Jojo Rabbit review: Taika Waititi laughs in the face of fascism

In this bravely brazen ‘anti-hate satire’ a Führer with halitosis and a misguidedly fervent member of the Hitler Youth provide an outlet to poke fun at prejudice and cherish innocence.

Ella Kemp
Updated:

Taika Waititi as Adolf Hitler and Roman Griffin Davies as Jojo Rabbit

Taika Waititi as Adolf Hitler and Roman Griffin Davies as Jojo Rabbit

In his latest film, writer-director Taika Waititi stars as a version of Adolf Hitler who is the imaginary best friend of ten-year-old Hitler Youth member Jojo Betzler. Waititi’s Hitler has bad posture, ill-fitting uniform, a lazy accent and a nasty mind. He’s awful, but that isn’t news to anyone, least of all himself. Nothing about this Maori-Jewish filmmaker’s Hitler would permit him to be regarded as any sort of role-model.

Jojo Rabbit focuses on its eponymous lead, a round-faced boy who struggles to stand out, but is staunch in his blind devotion to Hitler – even though the extent of Jojo’s passion for Nazism is that he is “massively into swastikas”. It’s a reductive logic, but one that infuses the film with a sense of whimsy that feels intentional. No one is here to educate about or avenge the horrors of the past – it’s all too silly for that; but it’s clear which side Waititi is on.

The film centres on Jojo’s dilemma when he discovers that his mother Rosie (Scarlett Johansson as a gentle but sparkling rebel) is hiding a Jewish girl in their attic. He meets the girl, Elsa (a perfectly precise Thomasin McKenzie), and boils over with confusion. He’s never spoken to a Jew and has no one to tell him how to behave. His aggressive defences break down and give way to butterflies – both metaphorical and wonderfully literal. Prejudice bends, making room for a relationship that becomes deeply rewarding.

At a Hitler Youth camp, Jojo earns his nickname when he can’t bring himself to snap a rabbit’s neck. He dodges the violence of Captain Klenzendorf (Sam Rockwell, playing another convincing racist to add to his policeman in Three Billboards Outside Ebbing, Missouri, 2017) and his equally obtuse associates Fräulein Rahm (Rebel Wilson, whose nagging quirks fit perfectly with the deliberate annoyingness of it all) and his second-in-command Finkel (Alfie Allen) – as well as an eerily well-cast Stephen Merchant as Gestapo chief Deertz.

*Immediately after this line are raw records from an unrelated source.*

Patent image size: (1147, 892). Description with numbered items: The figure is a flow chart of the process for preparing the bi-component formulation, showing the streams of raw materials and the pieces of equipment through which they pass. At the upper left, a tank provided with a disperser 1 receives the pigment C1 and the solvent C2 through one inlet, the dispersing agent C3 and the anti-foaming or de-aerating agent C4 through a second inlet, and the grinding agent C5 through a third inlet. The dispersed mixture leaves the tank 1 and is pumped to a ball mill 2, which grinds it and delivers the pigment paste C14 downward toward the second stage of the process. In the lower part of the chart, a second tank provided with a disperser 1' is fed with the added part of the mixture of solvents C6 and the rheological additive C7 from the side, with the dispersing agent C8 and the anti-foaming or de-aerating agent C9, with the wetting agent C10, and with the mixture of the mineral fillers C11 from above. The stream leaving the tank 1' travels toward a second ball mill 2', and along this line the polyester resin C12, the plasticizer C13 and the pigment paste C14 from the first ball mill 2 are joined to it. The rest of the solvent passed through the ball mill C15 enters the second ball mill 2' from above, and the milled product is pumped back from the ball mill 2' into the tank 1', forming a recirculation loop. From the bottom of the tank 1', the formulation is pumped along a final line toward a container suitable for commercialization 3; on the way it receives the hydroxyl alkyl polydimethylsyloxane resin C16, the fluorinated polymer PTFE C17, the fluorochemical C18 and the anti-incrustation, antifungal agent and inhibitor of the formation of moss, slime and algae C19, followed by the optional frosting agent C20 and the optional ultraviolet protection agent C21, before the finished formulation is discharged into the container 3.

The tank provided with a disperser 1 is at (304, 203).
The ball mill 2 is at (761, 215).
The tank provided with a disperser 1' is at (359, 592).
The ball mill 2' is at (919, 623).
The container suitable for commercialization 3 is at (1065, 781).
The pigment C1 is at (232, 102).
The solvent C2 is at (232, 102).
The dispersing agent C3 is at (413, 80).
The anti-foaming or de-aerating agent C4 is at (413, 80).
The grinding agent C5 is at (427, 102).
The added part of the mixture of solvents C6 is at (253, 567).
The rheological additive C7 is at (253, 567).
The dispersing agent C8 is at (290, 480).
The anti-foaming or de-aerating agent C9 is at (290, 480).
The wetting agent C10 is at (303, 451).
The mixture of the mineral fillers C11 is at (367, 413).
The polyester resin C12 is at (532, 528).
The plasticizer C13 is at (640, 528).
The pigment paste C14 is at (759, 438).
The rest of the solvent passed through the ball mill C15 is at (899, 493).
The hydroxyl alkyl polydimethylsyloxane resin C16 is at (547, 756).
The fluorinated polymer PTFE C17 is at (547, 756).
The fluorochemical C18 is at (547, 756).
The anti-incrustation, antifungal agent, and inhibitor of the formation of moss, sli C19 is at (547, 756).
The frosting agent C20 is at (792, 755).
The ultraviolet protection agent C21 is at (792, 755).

Griffin Davies and Waititi with Scarlett Johansson as Rosie Betzler

Griffin Davies and Waititi with Scarlett Johansson as Rosie Betzler

It might seem that Jojo Rabbit needs a moral purpose to earn its right to exist: this is a sticky subject, deployed with brazen humour, making it easy for someone to get hurt. But the sheer incompetence of nearly every character (apart from two women – the Jewish teen, and the German mother protecting her) gives credence to the idea that Jojo Rabbit’s sole intention is to push a good time as far as humanly possible: to laugh at stupidity, to cherish innocence, to find security in the possibility of love.

This is no thorough analysis of radicalisation or condemnation of ideological evil; the distance Waititi employs finds light in what was so dark, making the film witty, playful and always lucidly well-intentioned. As Jojo, newcomer Roman Griffin Davies puts in one of the most convincing child performances in years. The extremist adults meet a bitter end when deserved – nobody is redeemed for their crimes, but these fictional monsters have still clearly benefited from Waititi’s compassion for humanity. The film has been deeply embedded in its own niceness and sarcasm against inhumane evil, ever since it proudly announced its gleefully unsubtle ‘anti-hate satire’ tagline.

History isn’t up for debate, but the way each person remembers it can be. Jojo Rabbit will rub many viewers up the wrong way. But if you accept the premise that it is possible to find the material for a lighthearted, zany comedy in the Holocaust, this film does the best that could be done with it.